The lawsuit names Sheriff Lee Boan and Johnathan Goldsmith over an incident where Goldsmith knocked out a Kershaw man, Tony Sims, in mid-October following a suspicious vehicle call.

Boan fired Goldsmith in November over the incident, and SLED agents arrested him on Jan. 13 on charges of misconduct and second-degree assault.

The lawsuit, filed by attorney Brett Perry, said Goldsmith did not have probable cause to arrest Sims and was “sadistic” in his “torture” of Sims.

WIS obtained Goldsmith’s body camera footage, showing him repeatedly hitting Sims while he was on the ground, later tasing him, using pepper spray, and closing the patrol car door on his leg.

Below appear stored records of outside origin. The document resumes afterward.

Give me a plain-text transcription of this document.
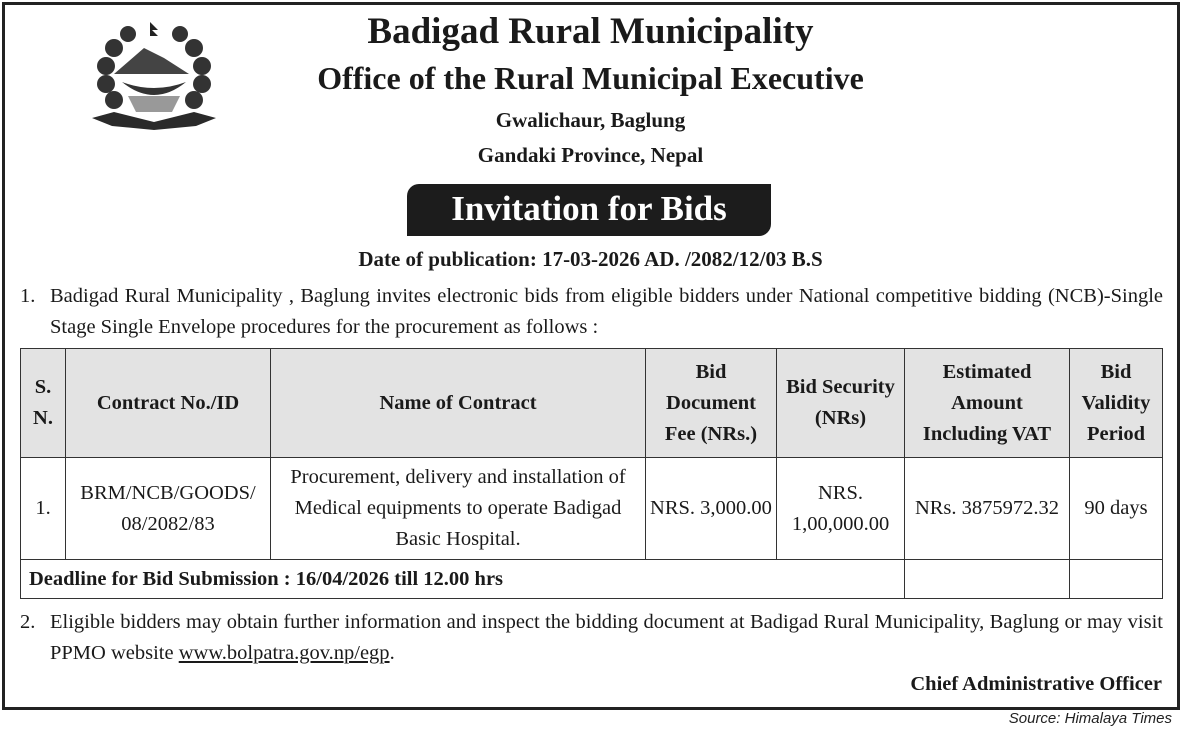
Badigad Rural Municipality
Office of the Rural Municipal Executive
Gwalichaur, Baglung
Gandaki Province, Nepal
Invitation for Bids
Date of publication: 17-03-2026 AD. /2082/12/03 B.S
1. Badigad Rural Municipality , Baglung invites electronic bids from eligible bidders under National competitive bidding (NCB)-Single Stage Single Envelope procedures for the procurement as follows :
S. N.	Contract No./ID	Name of Contract	Bid Document Fee (NRs.)	Bid Security (NRs)	Estimated Amount Including VAT	Bid Validity Period
1.	BRM/NCB/GOODS/ 08/2082/83	Procurement, delivery and installation of Medical equipments to operate Badigad Basic Hospital.	NRS. 3,000.00	NRS. 1,00,000.00	NRs. 3875972.32	90 days
Deadline for Bid Submission : 16/04/2026 till 12.00 hrs						
2. Eligible bidders may obtain further information and inspect the bidding document at Badigad Rural Municipality, Baglung or may visit PPMO website www.bolpatra.gov.np/egp.
Chief Administrative Officer
Source: Himalaya Times
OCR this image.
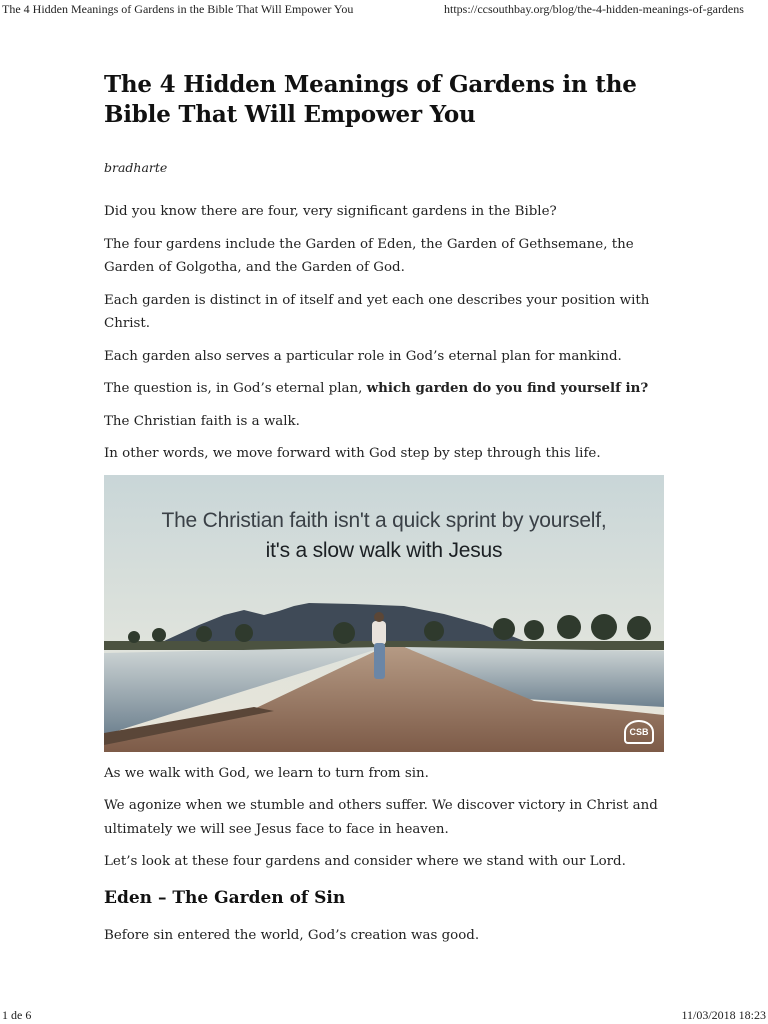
The 4 Hidden Meanings of Gardens in the Bible That Will Empower You	https://ccsouthbay.org/blog/the-4-hidden-meanings-of-gardens
The 4 Hidden Meanings of Gardens in the Bible That Will Empower You
bradharte

Did you know there are four, very significant gardens in the Bible?

The four gardens include the Garden of Eden, the Garden of Gethsemane, the Garden of Golgotha, and the Garden of God.

Each garden is distinct in of itself and yet each one describes your position with Christ.

Each garden also serves a particular role in God’s eternal plan for mankind.

The question is, in God’s eternal plan, which garden do you find yourself in?

The Christian faith is a walk.

In other words, we move forward with God step by step through this life.

The Christian faith isn't a quick sprint by yourself,
it's a slow walk with Jesus
CSB

As we walk with God, we learn to turn from sin.

We agonize when we stumble and others suffer. We discover victory in Christ and ultimately we will see Jesus face to face in heaven.

Let’s look at these four gardens and consider where we stand with our Lord.

Eden – The Garden of Sin

Before sin entered the world, God’s creation was good.

1 de 6	11/03/2018 18:23
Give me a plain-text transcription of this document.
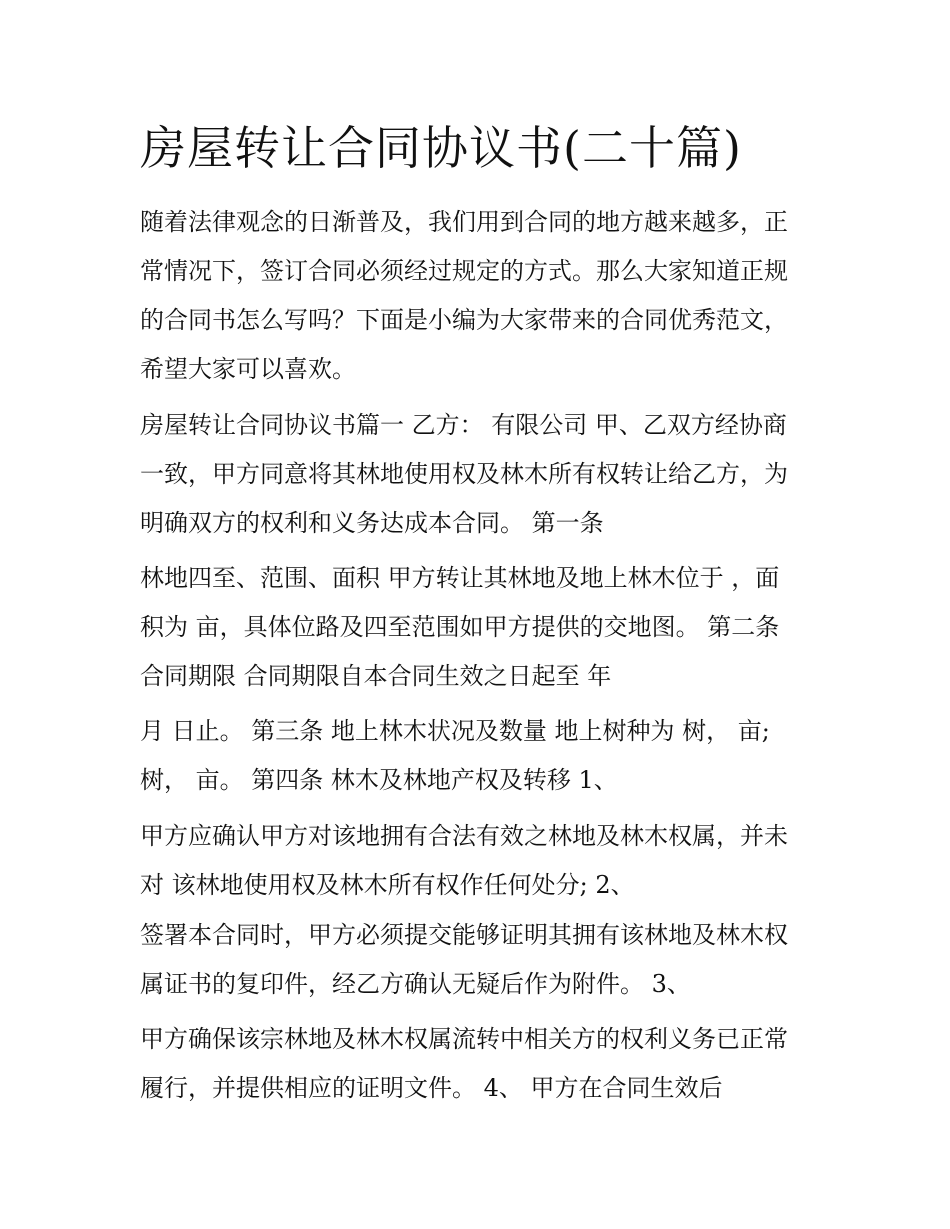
房屋转让合同协议书(二十篇)

随着法律观念的日渐普及，我们用到合同的地方越来越多，正

常情况下，签订合同必须经过规定的方式。那么大家知道正规

的合同书怎么写吗？下面是小编为大家带来的合同优秀范文，

希望大家可以喜欢。

房屋转让合同协议书篇一 乙方： 有限公司 甲、乙双方经协商

一致，甲方同意将其林地使用权及林木所有权转让给乙方，为

明确双方的权利和义务达成本合同。 第一条

林地四至、范围、面积 甲方转让其林地及地上林木位于 ，面

积为 亩，具体位路及四至范围如甲方提供的交地图。 第二条

合同期限 合同期限自本合同生效之日起至 年

月 日止。 第三条 地上林木状况及数量 地上树种为 树， 亩;

树， 亩。 第四条 林木及林地产权及转移 1、

甲方应确认甲方对该地拥有合法有效之林地及林木权属，并未

对 该林地使用权及林木所有权作任何处分; 2、

签署本合同时，甲方必须提交能够证明其拥有该林地及林木权

属证书的复印件，经乙方确认无疑后作为附件。 3、

甲方确保该宗林地及林木权属流转中相关方的权利义务已正常

履行，并提供相应的证明文件。 4、 甲方在合同生效后
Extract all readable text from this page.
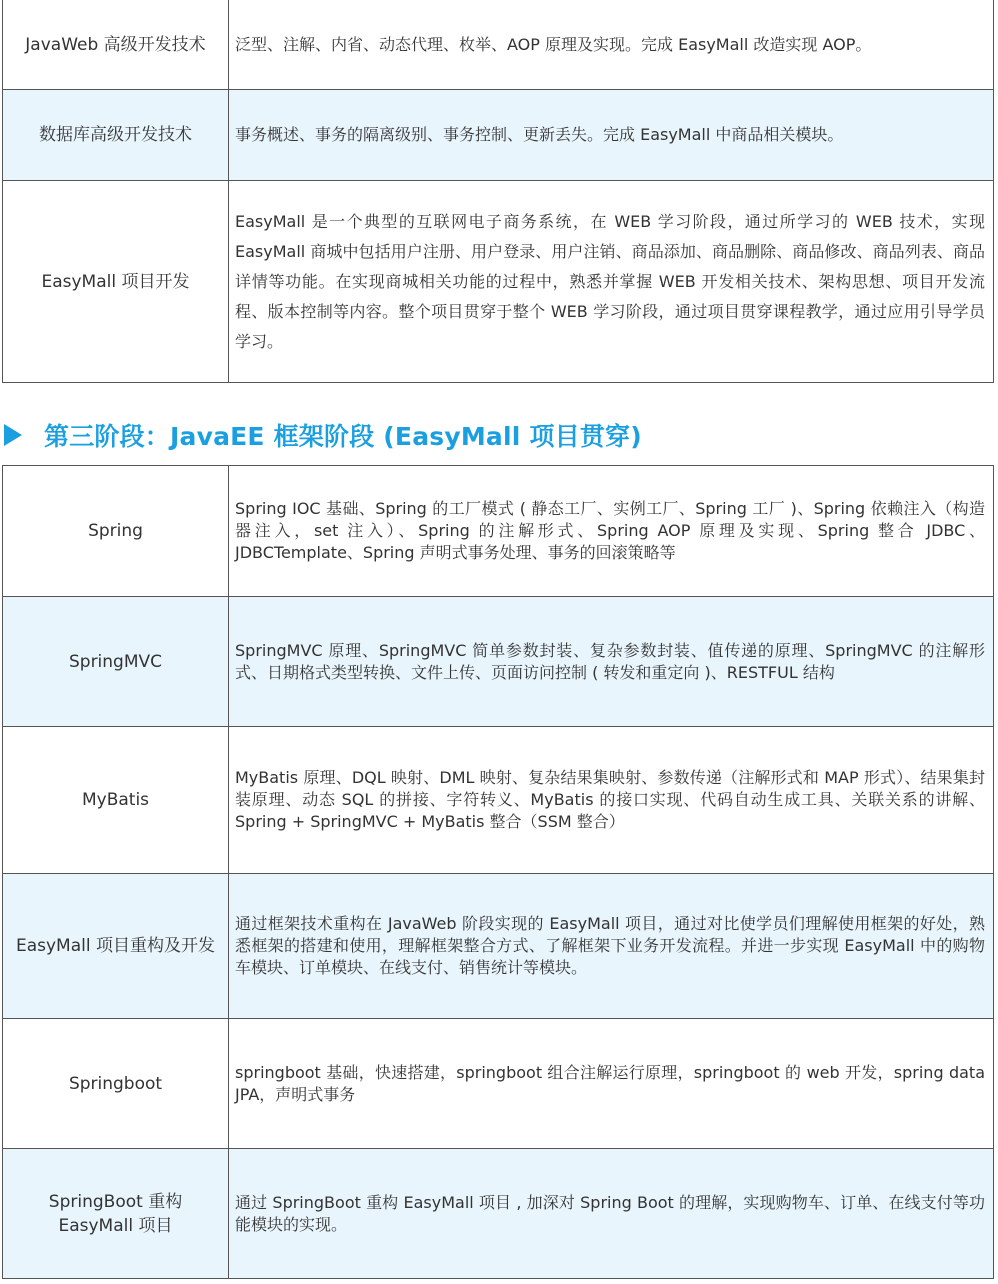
JavaWeb 高级开发技术	泛型、注解、内省、动态代理、枚举、AOP 原理及实现。完成 EasyMall 改造实现 AOP。
数据库高级开发技术	事务概述、事务的隔离级别、事务控制、更新丢失。完成 EasyMall 中商品相关模块。
EasyMall 项目开发	EasyMall 是一个典型的互联网电子商务系统，在 WEB 学习阶段，通过所学习的 WEB 技术，实现 EasyMall 商城中包括用户注册、用户登录、用户注销、商品添加、商品删除、商品修改、商品列表、商品详情等功能。在实现商城相关功能的过程中，熟悉并掌握 WEB 开发相关技术、架构思想、项目开发流程、版本控制等内容。整个项目贯穿于整个 WEB 学习阶段，通过项目贯穿课程教学，通过应用引导学员学习。
第三阶段：JavaEE 框架阶段 (EasyMall 项目贯穿)
Spring	Spring IOC 基础、Spring 的工厂模式 ( 静态工厂、实例工厂、Spring 工厂 )、Spring 依赖注入（构造器注入，set 注入）、Spring 的注解形式、Spring AOP 原理及实现、Spring 整合 JDBC、JDBCTemplate、Spring 声明式事务处理、事务的回滚策略等
SpringMVC	SpringMVC 原理、SpringMVC 简单参数封装、复杂参数封装、值传递的原理、SpringMVC 的注解形式、日期格式类型转换、文件上传、页面访问控制 ( 转发和重定向 )、RESTFUL 结构
MyBatis	MyBatis 原理、DQL 映射、DML 映射、复杂结果集映射、参数传递（注解形式和 MAP 形式）、结果集封装原理、动态 SQL 的拼接、字符转义、MyBatis 的接口实现、代码自动生成工具、关联关系的讲解、Spring + SpringMVC + MyBatis 整合（SSM 整合）
EasyMall 项目重构及开发	通过框架技术重构在 JavaWeb 阶段实现的 EasyMall 项目，通过对比使学员们理解使用框架的好处，熟悉框架的搭建和使用，理解框架整合方式、了解框架下业务开发流程。并进一步实现 EasyMall 中的购物车模块、订单模块、在线支付、销售统计等模块。
Springboot	springboot 基础，快速搭建，springboot 组合注解运行原理，springboot 的 web 开发，spring data JPA，声明式事务
SpringBoot 重构 EasyMall 项目	通过 SpringBoot 重构 EasyMall 项目 , 加深对 Spring Boot 的理解，实现购物车、订单、在线支付等功能模块的实现。
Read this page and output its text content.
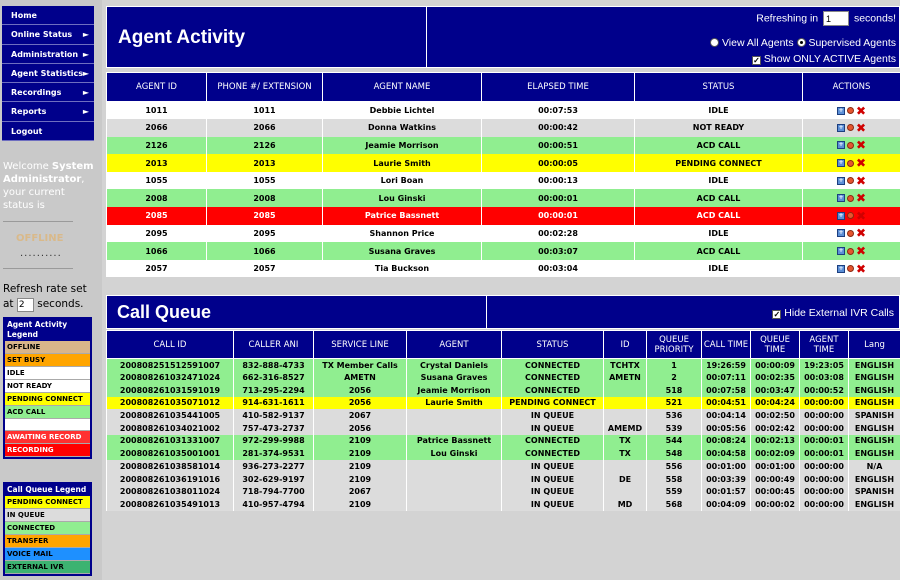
Home
Online Status ►
Administration ►
Agent Statistics ►
Recordings	►
Reports	►
Logout
Welcome System Administrator, your current status is
OFFLINE
..........
Refresh rate set at 2 seconds.
Agent Activity Legend
OFFLINE
SET BUSY
IDLE
NOT READY
PENDING CONNECT
ACD CALL
AWAITING RECORD
RECORDING
Call Queue Legend
PENDING CONNECT
IN QUEUE
CONNECTED
TRANSFER
VOICE MAIL
EXTERNAL IVR
Agent Activity
Refreshing in 1	seconds!
View All Agents Supervised Agents
✓ Show ONLY ACTIVE Agents
AGENT ID	PHONE #/ EXTENSION	AGENT NAME	ELAPSED TIME	STATUS	ACTIONS
1011	1011	Debbie Lichtel	00:07:53	IDLE	+ ✖
2066	2066	Donna Watkins	00:00:42	NOT READY	+ ✖
2126	2126	Jeamie Morrison	00:00:51	ACD CALL	+ ✖
2013	2013	Laurie Smith	00:00:05	PENDING CONNECT	+ ✖
1055	1055	Lori Boan	00:00:13	IDLE	+ ✖
2008	2008	Lou Ginski	00:00:01	ACD CALL	+ ✖
2085	2085	Patrice Bassnett	00:00:01	ACD CALL	+ ✖
2095	2095	Shannon Price	00:02:28	IDLE	+ ✖
1066	1066	Susana Graves	00:03:07	ACD CALL	+ ✖
2057	2057	Tia Buckson	00:03:04	IDLE	+ ✖
Call Queue	✓ Hide External IVR Calls
CALL ID	CALLER ANI	SERVICE LINE	AGENT	STATUS	ID	QUEUE PRIORITY	CALL TIME	QUEUE TIME	AGENT TIME	Lang
200808251512591007	832-888-4733	TX Member Calls	Crystal Daniels	CONNECTED	TCHTX	1	19:26:59	00:00:09	19:23:05	ENGLISH
200808261032471024	662-316-8527	AMETN	Susana Graves	CONNECTED	AMETN	2	00:07:11	00:02:35	00:03:08	ENGLISH
200808261031591019	713-295-2294	2056	Jeamie Morrison	CONNECTED		518	00:07:58	00:03:47	00:00:52	ENGLISH
200808261035071012	914-631-1611	2056	Laurie Smith	PENDING CONNECT		521	00:04:51	00:04:24	00:00:00	ENGLISH
200808261035441005	410-582-9137	2067		IN QUEUE		536	00:04:14	00:02:50	00:00:00	SPANISH
200808261034021002	757-473-2737	2056		IN QUEUE	AMEMD	539	00:05:56	00:02:42	00:00:00	ENGLISH
200808261031331007	972-299-9988	2109	Patrice Bassnett	CONNECTED	TX	544	00:08:24	00:02:13	00:00:01	ENGLISH
200808261035001001	281-374-9531	2109	Lou Ginski	CONNECTED	TX	548	00:04:58	00:02:09	00:00:01	ENGLISH
200808261038581014	936-273-2277	2109		IN QUEUE		556	00:01:00	00:01:00	00:00:00	N/A
200808261036191016	302-629-9197	2109		IN QUEUE	DE	558	00:03:39	00:00:49	00:00:00	ENGLISH
200808261038011024	718-794-7700	2067		IN QUEUE		559	00:01:57	00:00:45	00:00:00	SPANISH
200808261035491013	410-957-4794	2109		IN QUEUE	MD	568	00:04:09	00:00:02	00:00:00	ENGLISH
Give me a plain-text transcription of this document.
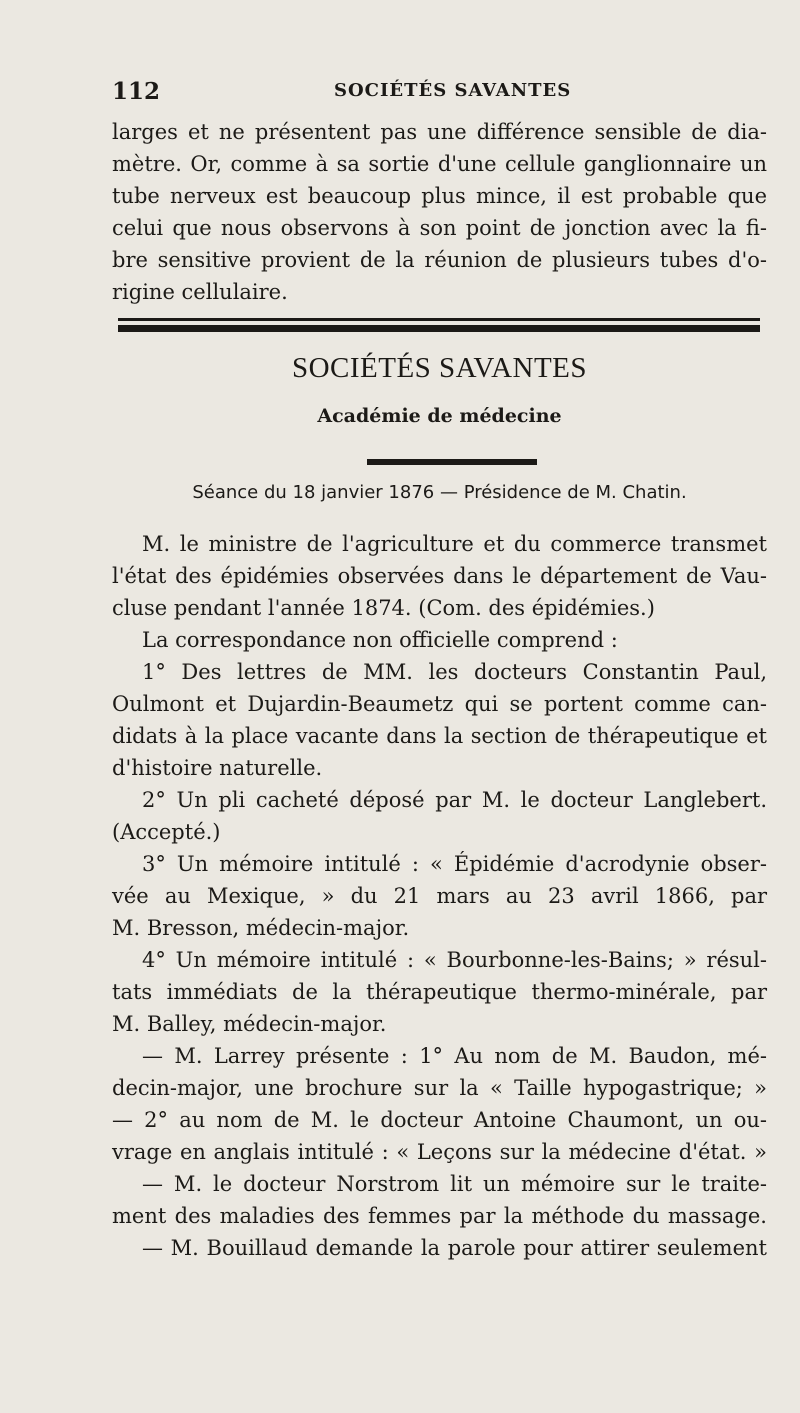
112	SOCIÉTÉS SAVANTES
larges et ne présentent pas une différence sensible de dia-
mètre. Or, comme à sa sortie d'une cellule ganglionnaire un
tube nerveux est beaucoup plus mince, il est probable que
celui que nous observons à son point de jonction avec la fi-
bre sensitive provient de la réunion de plusieurs tubes d'o-
rigine cellulaire.
SOCIÉTÉS SAVANTES
Académie de médecine
Séance du 18 janvier 1876 — Présidence de M. Chatin.
M. le ministre de l'agriculture et du commerce transmet
l'état des épidémies observées dans le département de Vau-
cluse pendant l'année 1874. (Com. des épidémies.)
La correspondance non officielle comprend :
1° Des lettres de MM. les docteurs Constantin Paul,
Oulmont et Dujardin-Beaumetz qui se portent comme can-
didats à la place vacante dans la section de thérapeutique et
d'histoire naturelle.
2° Un pli cacheté déposé par M. le docteur Langlebert.
(Accepté.)
3° Un mémoire intitulé : « Épidémie d'acrodynie obser-
vée au Mexique, » du 21 mars au 23 avril 1866, par
M. Bresson, médecin-major.
4° Un mémoire intitulé : « Bourbonne-les-Bains; » résul-
tats immédiats de la thérapeutique thermo-minérale, par
M. Balley, médecin-major.
— M. Larrey présente : 1° Au nom de M. Baudon, mé-
decin-major, une brochure sur la « Taille hypogastrique; »
— 2° au nom de M. le docteur Antoine Chaumont, un ou-
vrage en anglais intitulé : « Leçons sur la médecine d'état. »
— M. le docteur Norstrom lit un mémoire sur le traite-
ment des maladies des femmes par la méthode du massage.
— M. Bouillaud demande la parole pour attirer seulement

The incident began with Goldsmith exiting his patrol car and approaching Sims vehicle at Abney Baptist Church off Roberts Road in Kershaw County. Sims exited his vehicle, slurring his words and later admitting he had been drinking beer. At no point in the video was he clearly operating the car.

Goldsmith proceeds to pat Sims down, later writing in his incident report he saw an empty gun holster in the car. He began to handcuff Sims, telling him he was detained, not arrested. Sims questioned why he was being handcuffed, saying he had done nothing wrong. He does not let Goldsmith cuff his right arm. Goldsmith repeatedly tells him to comply, before striking him while standing and on the ground, resulting in Sims loss of consciousness.

When Sims wakes, he continues to question why Goldsmith had used that level of force on him, saying he had done nothing wrong. Sims does not comply with Goldsmith’s orders to enter the patrol car, and Goldsmith tases and pepper sprays him. At one point he closes the door on Sims’ leg.

Goldsmith later walks Sims over to a responding ambulance, and the video ends during the ambulance ride.

Kershaw County Sheriff’s Office documents show Goldsmith arrested Sims for resisting arrest, public disorderly conduct, open container in a moving vehicle, and possession of ecstasy.

The lawsuit claims as a result of the incident, Sims’ constitutional rights were violated.

It states:

“Plaintiff suffered physical harm, emotional harm, alteration of his lifestyle, humiliation, apprehension, anxiety, stress, depression, embarrassment, shame, fear, and a loss of enjoyment of life/”

In Goldsmith’s department narrative, he writes that he believed Sims was armed and that he had raised him elbow as if to strike him. He wrote that Sims was aggressive, fighting, resisting, and ignoring verbal commands.

Goldsmith does not have a defense attorney yet named for the case.

The lawsuit also holds Boan responsible, because Boan worked with Goldsmith at the Camden Police Department. It argues that Boan knew that Goldsmith had previous issues with use of force, but hired him to the sheriff’s office anyway.

Boan declined an interview, but stated in November relating to the incident:

“This is my failure to our citizens and something that shouldn’t have happened and at this point, I can’t go back in time and change it, but I can make things better going into the future.”

Perry sent WIS a statement reading:

“The people of Kershaw County deserve better than this. Law enforcement is supposed to serve and protect citizens, not abuse and victimize them. We are in the process of seeking additional witnesses, and would like for anyone else who has been mistreated by former Deputy Johnathan Goldsmith or any other law enforcement officer in Kershaw County, to step forward and get in touch with us. Please contact me via email at or by telephone (803) 572-5885.”

The Camden Police Department Chief Joe Floyd did not return a request for comment.